- Sanders Hill
- U.S. National Register of Historic Places
- Location: Off I-16/GA 404, 1.5 miles SW of Montrose, Georgia
- Coordinates: 32°32′20″N 83°09′55″W﻿ / ﻿32.5389°N 83.1653°W
- Area: 1 acre (0.40 ha)
- Built: 1903
- Built by: Sanders, John M.
- Architectural style: Saltbox-related
- NRHP reference No.: 75000600
- Added to NRHP: May 28, 1975

= Sanders Hill =

Historic house in Georgia, US

Sanders Hill, also known as Overhome, near Montrose in Laurens County, Georgia, is a house built in 1903, constructed of Georgia heart pine, as a copy of a house from early in the prior century which was destroyed c.1900. It is located about 1.5 mi southwest of Montrose off I-16/GA 404, about 5.5 mi west of Dudley. The house was listed on the National Register of Historic Places in 1975. The structure's architectural style was then "quite similar to the 'saltbox' style popular in New England but rare in the Middle Georgia area."

It was home of its builder, John M. Sanders, who was Judge of the "Harvard Militia District" in Laurens County. The house, 20 mi from the courthouse in Dublin, Georgia, was the location of many business and legal transactions.
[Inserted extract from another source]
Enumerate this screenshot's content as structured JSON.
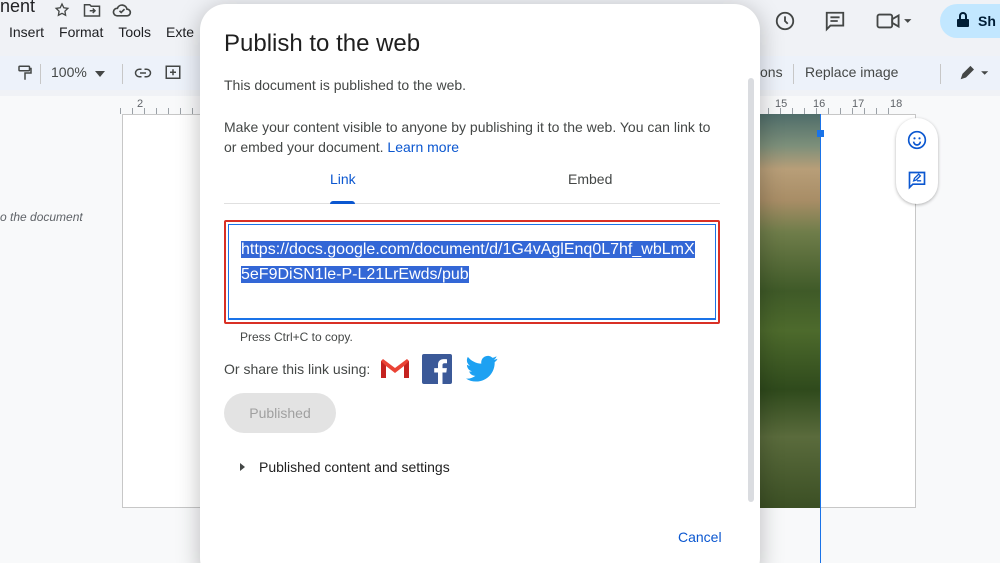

The judge conducted numerous marriages in the house's front room at its southwest corner, including presiding over the marriage of Mabel, his daughter, to Claude Gross Wade in 1913. According to the NRHP nomination, Wade, a successful farmer, "eventually became President of the Federal Land Bank, and was largely responsible for the planting of the millions of pine trees which altered the vegetative cover of this area of our country."

The property is one acre surrounded by a dirt road to the west and a fence around the rest.